The by-products of fatty acids, called eicosanoids, can be either anti- or pro-inflammatory.2 Enzymes involved in these conversions are active on both omega-3 and omega-6 fatty acids, but have a preference for omega-3 conversion, providing enough omega-3s are available. Omega-3 conversion promotes the anti-inflammatory eicosanoids created from EPA and DHA. When too high a proportion of omega-6 is present, conversion into longer chain molecules results in inflated numbers of pro-inflammatory by-products.2 This illustrates the importance of achieving a better balance of omega-3 to omega-6 in the diet, which is something a modern western diet does not typically promote.3
While there is no agreed daily allowance for omega-3s, Dr Jahn illustrated the challenge of eating enough to ingest 1,000mg of EPA and DHA per day. This would equate to 3.8 cans of tuna, or 15 ounces of haddock a day. When put like this, for those patients wanting to increase their daily intake, the option of getting the same 1,000mg dose from just one teaspoon of liquid fish oil becomes attractive. Differences in the form of omega-3 supplements were also discussed, sharing how the natural triglyceride form, and the processed ethyl ester form, are absorbed differently by the body. While both versions substantially raise the amount of omega-3 present compared to placebo, the natural triglyceride form is absorbed at significantly higher levels than ethyl ester versions.4
Efficacy of omega-3 supplementation in dry eye disease was covered, contrasting the results of the DREAM study where the group receiving omega-3s did not have significantly better outcomes after one year compared to the olive-oil taking placebo,5 with the conclusions of a recent meta-analysis of seventeen studies.6 The meta-analysis of data from more than three thousand subjects found that dry eye symptoms and signs are significantly improved with omega-3 supplementation, and that omega-3s may be an effective treatment for dry eye disease.6
To end the talk, Dr Capogna shared some tips on how to implement nutrition advice and supplements into optometric practice. Patients can complete a food journal to better understand their baseline diet, they can be educated on making general changes to their diet, decreasing their intake of omega-6s by reducing consumption of processed foods and vegetable oils, and increasing their exposure to omega-3 by eating more fish, green leafy vegetables, and walnuts. Salmon, arctic char, tuna, sardines and mackerel are all good sources of omega-3s. However, the speakers also discussed the importance of correct choices to avoid ingesting too many contaminants. In general, they said, small fish, which are naturally at the lower end of the food chain, tend to accumulate lower amounts of mercury than large fish. Ultimately in practice, all dry eye patients can be questioned about their diet and any known allergies to fish, educated on the importance of balancing their ratio of omega-3 and omega-6s, and, when required, given the recommendation to supplement their diet with omega-3s with either a supplement, food source (or, most likely) a combination of both.
REFERENCES:
- Jones L, Downie LE, Korb D, et al. TFOS DEWS II Management and Therapy Report. The ocular surface 2017;15:575-628.
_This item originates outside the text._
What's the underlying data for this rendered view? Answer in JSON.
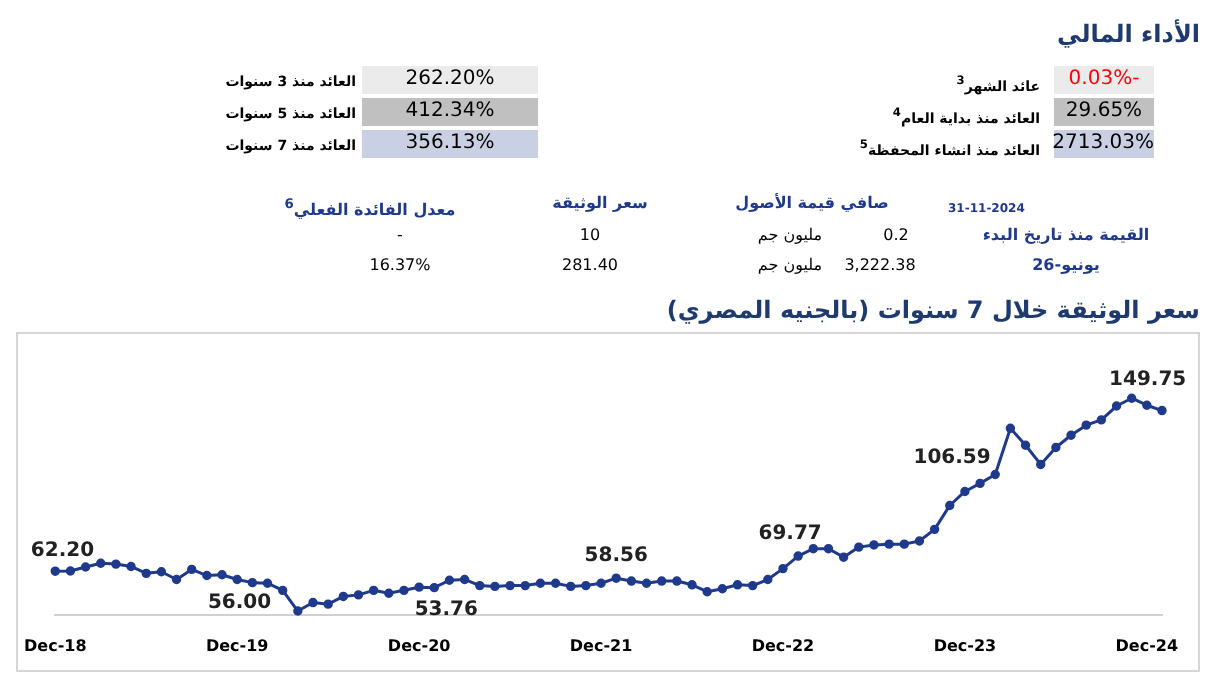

- Rosenberg ES, Asbell PA. Essential fatty acids in the treatment of dry eye. The ocular surface 2010;8:18-28.
- Simopoulos AP. An Increase in the Omega-6/Omega-3 Fatty Acid Ratio Increases the Risk for Obesity. Nutrients 2016;8:128-.
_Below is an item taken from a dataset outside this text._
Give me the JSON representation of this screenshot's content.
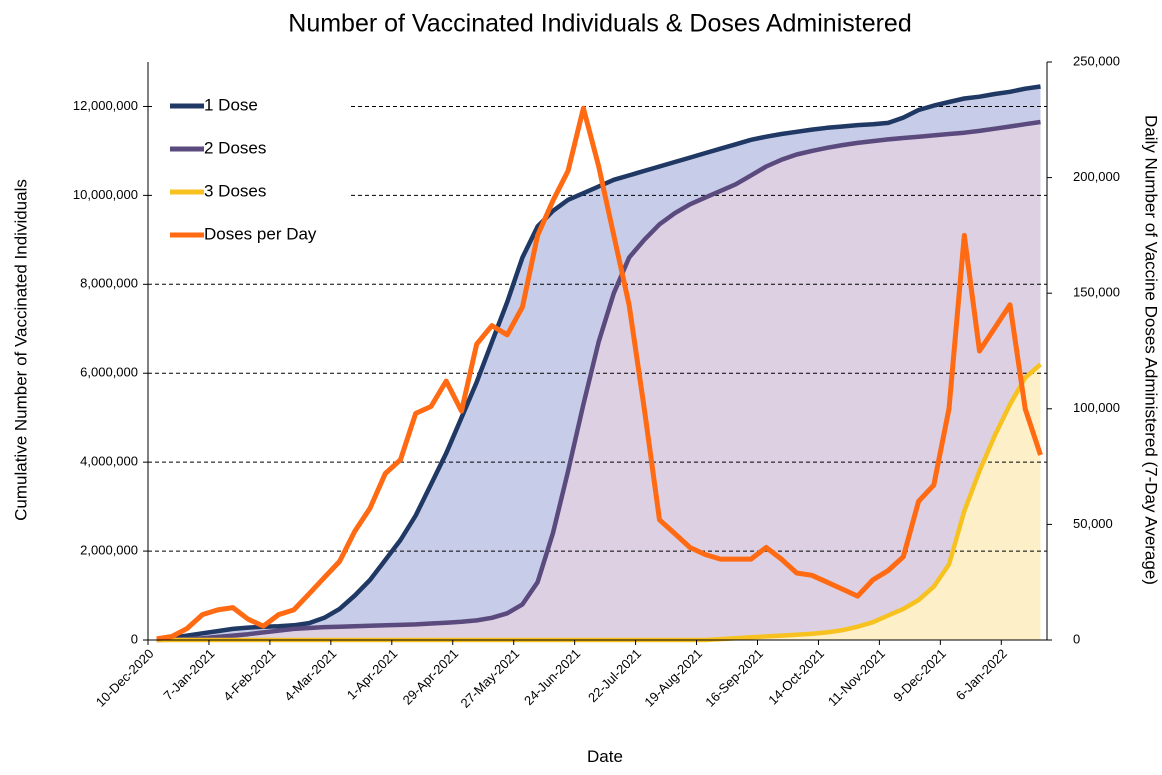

- Neubronner J, Schuchardt JP, Kressel G, et al. Enhanced increase of omega-3 index in response to long-term n-3 fatty acid supplementation from triacylglycerides versus ethyl esters. Eur J Clin Nutr 2011;65:247-54.
- Dry Eye A, Management Study Research G, Asbell PA, et al. n-3 Fatty Acid Supplementation for the Treatment of Dry Eye Disease. The New England journal of medicine 2018;378:1681-90.
- Giannaccare G, Pellegrini M, Sebastiani S, et al. Efficacy of Omega-3 Fatty Acid Supplementation for Treatment of Dry Eye Disease: A Meta-Analysis of Randomized Clinical Trials. Cornea 2019;38:565-73.